Ислам, первое знакомство
Ислам не казался столько религией, в обыденном понимании этого слова, сколько образом жизни; не столько теологической системой, сколько программой личного и общественного поведения, основанного на осознании Бога. Нигде в Коране я не мог найти ссылки на необходимость в «спасении». Никакого первородного, врожденного греха не стояло между личностью и его судьбой, так как ничего не приписывается человеку, кроме того, к чему он сам стремился. Никакого аскетизма не требуется, чтобы открыть скрытые врата чистоты, так как чистота — врожденное право человека, а грех означает не более чем отклонение от природных положительных качеств, которыми Бог наделил каждого человека.
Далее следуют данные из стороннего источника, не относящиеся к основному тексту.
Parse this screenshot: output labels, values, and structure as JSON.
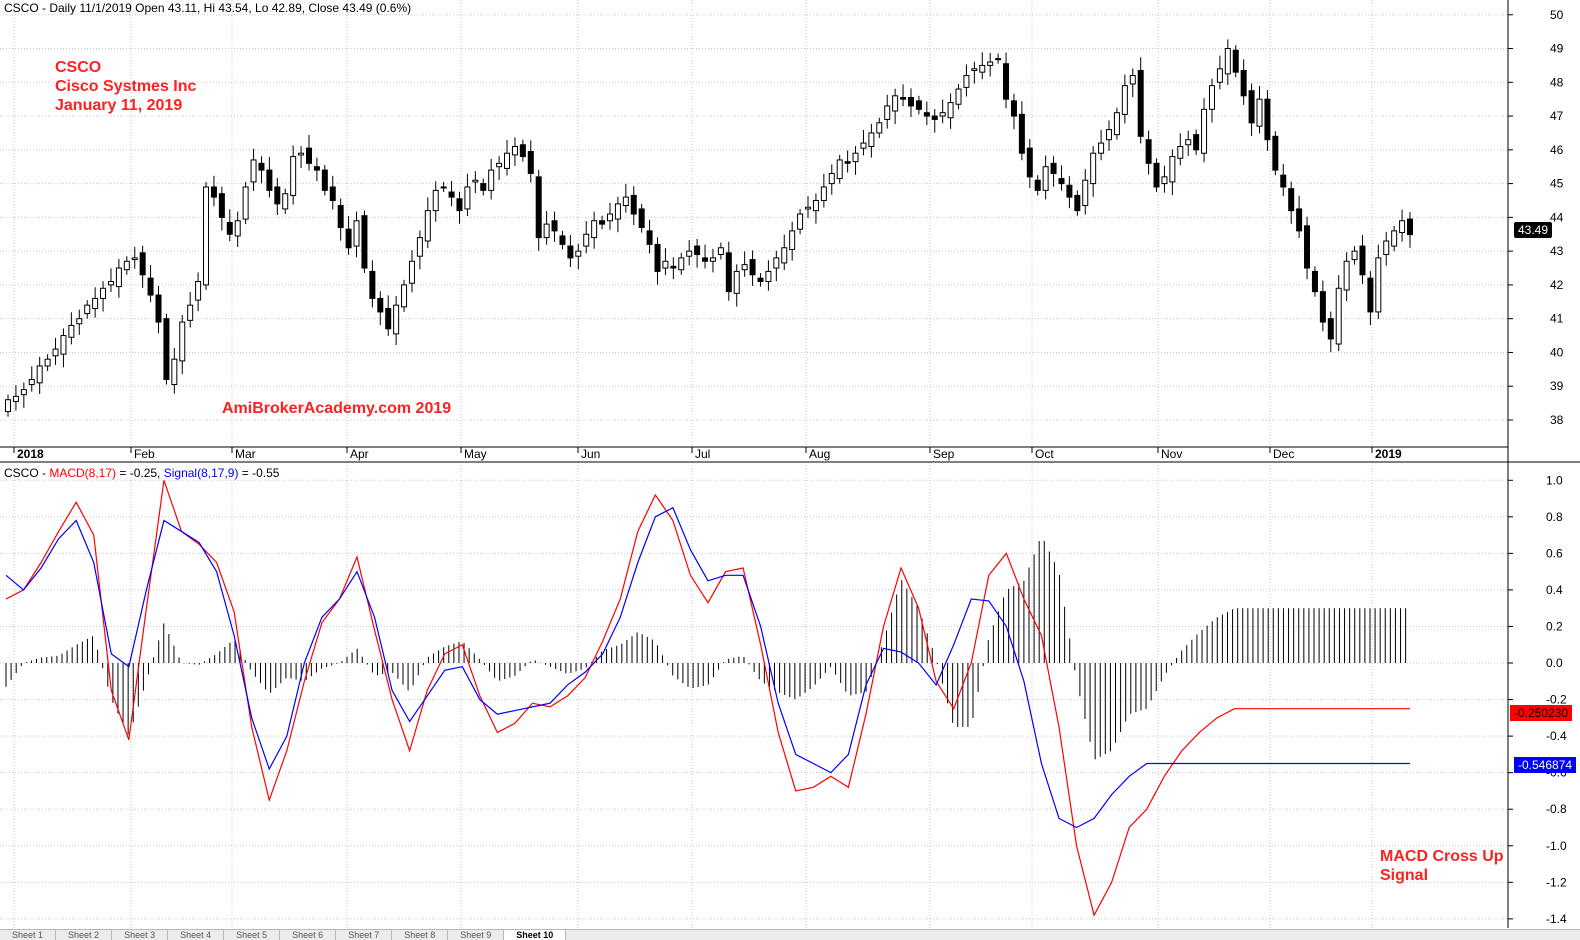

Нет и следа дуализма в рассмотрении человеческой природы: тело и душа воспринимаются как одно неотъемлемое целое.
Сначала я был немного поражен озабоченностью Корана не только духовными аспектами, но также многими, кажущимися тривиальными, мирскими сторонами жизни; но со временем я начал понимать, что если человек является на самом деле нераздельным целым из тела и души, точно так, как настаивал на этом Ислам, то ни один аспект его жизни не может быть слишком «банальным», чтобы войти в компетенцию религии. Со всем этим Коран ни на миг не позволял своим последователям забыть, что жизнь в этом мире — лишь один из этапов путешествия человека к наивысшему существованию, а его конечная цель — цель духовного характера. Материальное благополучие, говорилось, желательно, но не является самоцелью, и, следовательно, человеческие склонности, хотя и оправданы сами по себе, должны быть ограничены и контролируемы моральным сознанием. Это сознание должно иметь отношение не просто к связи человека с Богом, но также к его взаимоотношениям с людьми; не только к духовному совершенствованию личности, но также к созданию таких общественных условий, которые были бы благоприятными для духовного развития всех, так чтобы все могли жить в полноте...
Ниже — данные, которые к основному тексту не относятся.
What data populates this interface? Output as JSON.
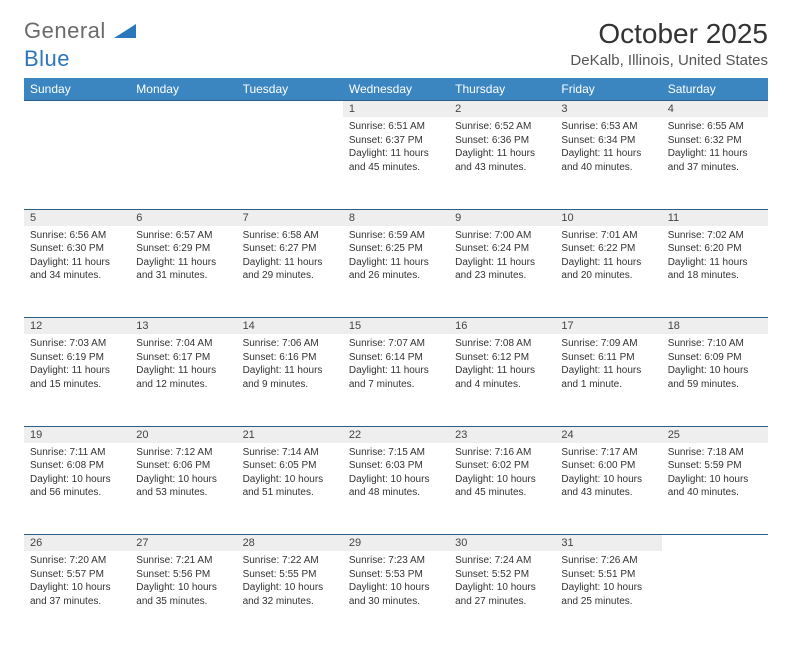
{
  "logo": {
    "part1": "General",
    "part2": "Blue"
  },
  "title": "October 2025",
  "location": "DeKalb, Illinois, United States",
  "colors": {
    "header_bg": "#3b85c0",
    "header_text": "#ffffff",
    "daynum_bg": "#eeeeee",
    "border": "#2b5f8a",
    "logo_gray": "#6b6b6b",
    "logo_blue": "#2b77b9"
  },
  "weekdays": [
    "Sunday",
    "Monday",
    "Tuesday",
    "Wednesday",
    "Thursday",
    "Friday",
    "Saturday"
  ],
  "weeks": [
    [
      null,
      null,
      null,
      {
        "n": "1",
        "sunrise": "6:51 AM",
        "sunset": "6:37 PM",
        "dl": "11 hours and 45 minutes."
      },
      {
        "n": "2",
        "sunrise": "6:52 AM",
        "sunset": "6:36 PM",
        "dl": "11 hours and 43 minutes."
      },
      {
        "n": "3",
        "sunrise": "6:53 AM",
        "sunset": "6:34 PM",
        "dl": "11 hours and 40 minutes."
      },
      {
        "n": "4",
        "sunrise": "6:55 AM",
        "sunset": "6:32 PM",
        "dl": "11 hours and 37 minutes."
      }
    ],
    [
      {
        "n": "5",
        "sunrise": "6:56 AM",
        "sunset": "6:30 PM",
        "dl": "11 hours and 34 minutes."
      },
      {
        "n": "6",
        "sunrise": "6:57 AM",
        "sunset": "6:29 PM",
        "dl": "11 hours and 31 minutes."
      },
      {
        "n": "7",
        "sunrise": "6:58 AM",
        "sunset": "6:27 PM",
        "dl": "11 hours and 29 minutes."
      },
      {
        "n": "8",
        "sunrise": "6:59 AM",
        "sunset": "6:25 PM",
        "dl": "11 hours and 26 minutes."
      },
      {
        "n": "9",
        "sunrise": "7:00 AM",
        "sunset": "6:24 PM",
        "dl": "11 hours and 23 minutes."
      },
      {
        "n": "10",
        "sunrise": "7:01 AM",
        "sunset": "6:22 PM",
        "dl": "11 hours and 20 minutes."
      },
      {
        "n": "11",
        "sunrise": "7:02 AM",
        "sunset": "6:20 PM",
        "dl": "11 hours and 18 minutes."
      }
    ],
    [
      {
        "n": "12",
        "sunrise": "7:03 AM",
        "sunset": "6:19 PM",
        "dl": "11 hours and 15 minutes."
      },
      {
        "n": "13",
        "sunrise": "7:04 AM",
        "sunset": "6:17 PM",
        "dl": "11 hours and 12 minutes."
      },
      {
        "n": "14",
        "sunrise": "7:06 AM",
        "sunset": "6:16 PM",
        "dl": "11 hours and 9 minutes."
      },
      {
        "n": "15",
        "sunrise": "7:07 AM",
        "sunset": "6:14 PM",
        "dl": "11 hours and 7 minutes."
      },
      {
        "n": "16",
        "sunrise": "7:08 AM",
        "sunset": "6:12 PM",
        "dl": "11 hours and 4 minutes."
      },
      {
        "n": "17",
        "sunrise": "7:09 AM",
        "sunset": "6:11 PM",
        "dl": "11 hours and 1 minute."
      },
      {
        "n": "18",
        "sunrise": "7:10 AM",
        "sunset": "6:09 PM",
        "dl": "10 hours and 59 minutes."
      }
    ],
    [
      {
        "n": "19",
        "sunrise": "7:11 AM",
        "sunset": "6:08 PM",
        "dl": "10 hours and 56 minutes."
      },
      {
        "n": "20",
        "sunrise": "7:12 AM",
        "sunset": "6:06 PM",
        "dl": "10 hours and 53 minutes."
      },
      {
        "n": "21",
        "sunrise": "7:14 AM",
        "sunset": "6:05 PM",
        "dl": "10 hours and 51 minutes."
      },
      {
        "n": "22",
        "sunrise": "7:15 AM",
        "sunset": "6:03 PM",
        "dl": "10 hours and 48 minutes."
      },
      {
        "n": "23",
        "sunrise": "7:16 AM",
        "sunset": "6:02 PM",
        "dl": "10 hours and 45 minutes."
      },
      {
        "n": "24",
        "sunrise": "7:17 AM",
        "sunset": "6:00 PM",
        "dl": "10 hours and 43 minutes."
      },
      {
        "n": "25",
        "sunrise": "7:18 AM",
        "sunset": "5:59 PM",
        "dl": "10 hours and 40 minutes."
      }
    ],
    [
      {
        "n": "26",
        "sunrise": "7:20 AM",
        "sunset": "5:57 PM",
        "dl": "10 hours and 37 minutes."
      },
      {
        "n": "27",
        "sunrise": "7:21 AM",
        "sunset": "5:56 PM",
        "dl": "10 hours and 35 minutes."
      },
      {
        "n": "28",
        "sunrise": "7:22 AM",
        "sunset": "5:55 PM",
        "dl": "10 hours and 32 minutes."
      },
      {
        "n": "29",
        "sunrise": "7:23 AM",
        "sunset": "5:53 PM",
        "dl": "10 hours and 30 minutes."
      },
      {
        "n": "30",
        "sunrise": "7:24 AM",
        "sunset": "5:52 PM",
        "dl": "10 hours and 27 minutes."
      },
      {
        "n": "31",
        "sunrise": "7:26 AM",
        "sunset": "5:51 PM",
        "dl": "10 hours and 25 minutes."
      },
      null
    ]
  ],
  "labels": {
    "sunrise_prefix": "Sunrise: ",
    "sunset_prefix": "Sunset: ",
    "daylight_prefix": "Daylight: "
  }
}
Все это было интеллектуально и этически намного более «приемлемым», чем все, что я прежде слышал или читал об Исламе. Его подход к проблемам духа казался глубже, чем подход Ветхого Завета, и к тому же был лишен предпочтения одной избранной нации; а его подход к проблемам плоти был, в отличие от Нового Завета, решительно утвердительным. Дух и плоть стояли, каждый в своем праве, как сочетающиеся стороны Богом созданной жизни человека.
Может быть, именно это учение, спрашивал я себя, было ответственно за эмоциональное спокойствие, которое я уже так долго ощущал в арабах?